First, be aware that the code is intended to allow for quickly implementing new domains and running existing algorithms on them. As such, there is extensive use of templates. Classes that use templates begin their class definition with 'template<class T>'. This means that the defined code can be used for various different types. 'T' is just a standin for whatever type you will use. For example, the vector class is defined as vector<T> since it is a container that can hold just about anything. To create a vector for 'double' values, you would write vector<double>. Our class definitions would work similarly.

Of particular note, you may recall that in C one usually puts the function definition in a header file and the function implentation in another file (usually a '.c' file). Templated functions and classes don't allow for this (the reason why is technical), so the implmentations of these will be in the header file for such templated cases.

Inheritance

The codebase also uses inheritance to separate parts of the search algorithms that are in common. For example, in best_first_search.h, you can see the following:

template<class state_t, class action_t>
class BestFirstSearch: public SearchEngine<state_t, action_t>

This says that the BestFirstSearch class inherits from SearchEngine using template types state_t and action_t.

You will see functions designated as 'virtual', which means that the function can be overloaded in a child class, and when this is done, call the child's version of the function by default. If the function definition has '= 0' at the end, this means it is an abstract function in an abstract class.

Of note, mixing inheritance and templates can get a bit ugly at times. In particular, while one can usually access the parents protected or public member variables or functions from a child, you have to be a bit more explicit when templates are involved.
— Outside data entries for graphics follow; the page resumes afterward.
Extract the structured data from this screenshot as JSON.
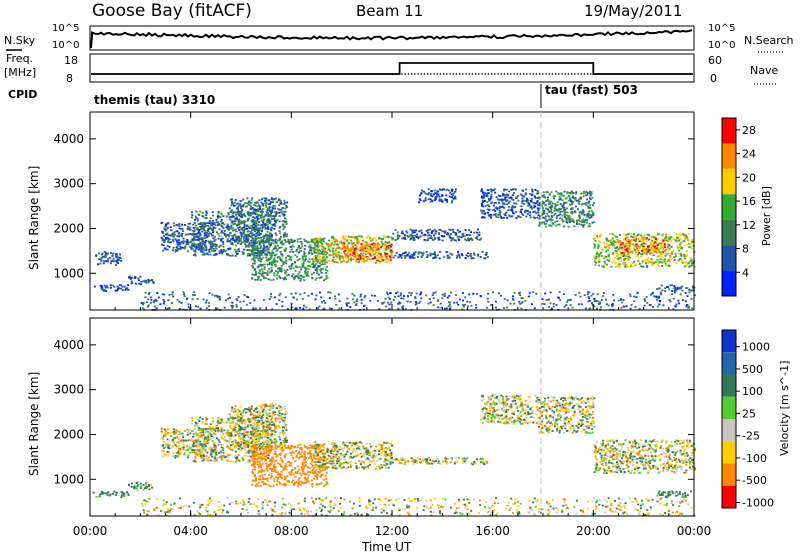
{
  "header": {
    "station": "Goose Bay (fitACF)",
    "beam": "Beam 11",
    "date": "19/May/2011"
  },
  "param_panels": {
    "nsky_label": "N.Sky",
    "nsearch_label": "N.Search",
    "freq_label_1": "Freq.",
    "freq_label_2": "[MHz]",
    "nave_label": "Nave",
    "cpid_label": "CPID",
    "nsky_ticks": [
      "10^5",
      "10^0"
    ],
    "nsearch_ticks": [
      "10^5",
      "10^0"
    ],
    "freq_ticks": [
      "18",
      "8"
    ],
    "nave_ticks": [
      "60",
      "0"
    ],
    "cpid_segments": [
      {
        "label": "themis (tau) 3310",
        "start_hour": 0
      },
      {
        "label": "tau (fast) 503",
        "start_hour": 18
      }
    ]
  },
  "chart_data": [
    {
      "type": "heatmap",
      "title": "",
      "xlabel": "",
      "ylabel": "Slant Range [km]",
      "xlim": [
        0,
        24
      ],
      "ylim": [
        180,
        4600
      ],
      "x_tick_labels": [
        "00:00",
        "04:00",
        "08:00",
        "12:00",
        "16:00",
        "20:00",
        "00:00"
      ],
      "y_tick_values": [
        1000,
        2000,
        3000,
        4000
      ],
      "colorbar": {
        "label": "Power [dB]",
        "ticks": [
          "4",
          "8",
          "12",
          "16",
          "20",
          "24",
          "28"
        ],
        "colors": [
          "#0022ff",
          "#2255aa",
          "#3a7a55",
          "#33aa33",
          "#ffcc00",
          "#ff8800",
          "#ff0000"
        ]
      },
      "echo_regions": [
        {
          "x": [
            0.2,
            1.2
          ],
          "y": [
            1200,
            1500
          ],
          "level": 8
        },
        {
          "x": [
            0.1,
            1.5
          ],
          "y": [
            620,
            760
          ],
          "level": 6
        },
        {
          "x": [
            1.5,
            2.5
          ],
          "y": [
            760,
            950
          ],
          "level": 8
        },
        {
          "x": [
            2.8,
            5.0
          ],
          "y": [
            1500,
            2150
          ],
          "level": 9
        },
        {
          "x": [
            4.0,
            7.2
          ],
          "y": [
            1400,
            2400
          ],
          "level": 10
        },
        {
          "x": [
            5.5,
            7.8
          ],
          "y": [
            1700,
            2700
          ],
          "level": 10
        },
        {
          "x": [
            6.4,
            9.4
          ],
          "y": [
            850,
            1800
          ],
          "level": 13
        },
        {
          "x": [
            8.8,
            12.0
          ],
          "y": [
            1250,
            1850
          ],
          "level": 19
        },
        {
          "x": [
            10.0,
            12.0
          ],
          "y": [
            1300,
            1700
          ],
          "level": 25
        },
        {
          "x": [
            12.0,
            15.8
          ],
          "y": [
            1350,
            1500
          ],
          "level": 8
        },
        {
          "x": [
            12.0,
            15.5
          ],
          "y": [
            1750,
            2000
          ],
          "level": 8
        },
        {
          "x": [
            13.0,
            14.5
          ],
          "y": [
            2600,
            2900
          ],
          "level": 6
        },
        {
          "x": [
            15.5,
            17.8
          ],
          "y": [
            2250,
            2900
          ],
          "level": 8
        },
        {
          "x": [
            17.8,
            20.0
          ],
          "y": [
            2050,
            2850
          ],
          "level": 12
        },
        {
          "x": [
            20.0,
            24.0
          ],
          "y": [
            1150,
            1900
          ],
          "level": 18
        },
        {
          "x": [
            21.0,
            23.0
          ],
          "y": [
            1450,
            1800
          ],
          "level": 24
        },
        {
          "x": [
            22.5,
            24.0
          ],
          "y": [
            620,
            760
          ],
          "level": 10
        },
        {
          "x": [
            2.0,
            24.0
          ],
          "y": [
            200,
            600
          ],
          "level": 9
        }
      ]
    },
    {
      "type": "heatmap",
      "title": "",
      "xlabel": "Time UT",
      "ylabel": "Slant Range [km]",
      "xlim": [
        0,
        24
      ],
      "ylim": [
        180,
        4600
      ],
      "x_tick_labels": [
        "00:00",
        "04:00",
        "08:00",
        "12:00",
        "16:00",
        "20:00",
        "00:00"
      ],
      "y_tick_values": [
        1000,
        2000,
        3000,
        4000
      ],
      "colorbar": {
        "label": "Velocity [m s^-1]",
        "ticks": [
          "1000",
          "500",
          "100",
          "25",
          "-25",
          "-100",
          "-500",
          "-1000"
        ],
        "colors": [
          "#1133cc",
          "#2266aa",
          "#337755",
          "#55cc33",
          "#c8c8c0",
          "#ffcc00",
          "#ff8800",
          "#ff0000"
        ]
      },
      "echo_regions": [
        {
          "x": [
            0.1,
            1.5
          ],
          "y": [
            620,
            760
          ],
          "velocity": 150
        },
        {
          "x": [
            1.5,
            2.5
          ],
          "y": [
            760,
            950
          ],
          "velocity": 100
        },
        {
          "x": [
            2.8,
            5.0
          ],
          "y": [
            1500,
            2150
          ],
          "velocity": 0
        },
        {
          "x": [
            4.0,
            7.2
          ],
          "y": [
            1400,
            2400
          ],
          "velocity": 0
        },
        {
          "x": [
            5.5,
            7.8
          ],
          "y": [
            1700,
            2700
          ],
          "velocity": 0
        },
        {
          "x": [
            6.4,
            9.4
          ],
          "y": [
            850,
            1800
          ],
          "velocity": -300
        },
        {
          "x": [
            8.8,
            12.0
          ],
          "y": [
            1250,
            1850
          ],
          "velocity": 0
        },
        {
          "x": [
            12.0,
            15.8
          ],
          "y": [
            1350,
            1500
          ],
          "velocity": 0
        },
        {
          "x": [
            15.5,
            17.8
          ],
          "y": [
            2250,
            2900
          ],
          "velocity": 0
        },
        {
          "x": [
            17.8,
            20.0
          ],
          "y": [
            2050,
            2850
          ],
          "velocity": 0
        },
        {
          "x": [
            20.0,
            24.0
          ],
          "y": [
            1150,
            1900
          ],
          "velocity": 0
        },
        {
          "x": [
            22.5,
            24.0
          ],
          "y": [
            620,
            760
          ],
          "velocity": 150
        },
        {
          "x": [
            2.0,
            24.0
          ],
          "y": [
            200,
            600
          ],
          "velocity": 0
        }
      ]
    }
  ]
}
For example, at the beginning of the definition of best_first_search.h you will see the following:

using SearchEngine<state_t, action_t>::goal_test;

This means that when 'goal_test' is used to in the BestFirstSearch code, it refers to the member variable 'goal_test' from the parent class SearchEngine.

Other

This section just contains a number of particular quick notes.

By default, functions take copies of an object when given a parameter. The '&' sign specifies that a reference should be used instead. For example, if the parameter is 'int &i' and 'i' is changed within the function, 'i' will remain changed after the function returns.
The number of bits used to denote different primitive datatypes can differ from system to system. When something more specific is desired, there are special data types for this. For example, 'uint64_t' is an unsigned 64-bit integer.
'enum class' always for the definition of a finite set of constants. For example, it is used to define the type for moves in the sliding tile puzzle in tile_puzzle_transitions.h since there is only a very limited number of such moves.
'typedef' allows you to give an alias to a type to make reading the code more easily. For example, in state_hash_function.h, you will see that a 'StateHash' is defined as an unsigned 64-bit integer. This allows our hash function to return a 'StateHash' instead of 'uint64_t'
'const' is used throughout, and it is a keyword that means many different things depending on the context. This framework more commonly uses it in two contexts. At the end of a class function, like 'unsigned getValue() const', it means that the function will not affect any of the member variables of the function. In a parameter, it is most commonly used as 'void myFunction(const vector<unsigned> &v)', which means that 'v' is passed as a reference to the function, but can not be changed during the function.
Anything else should generally be Google-able.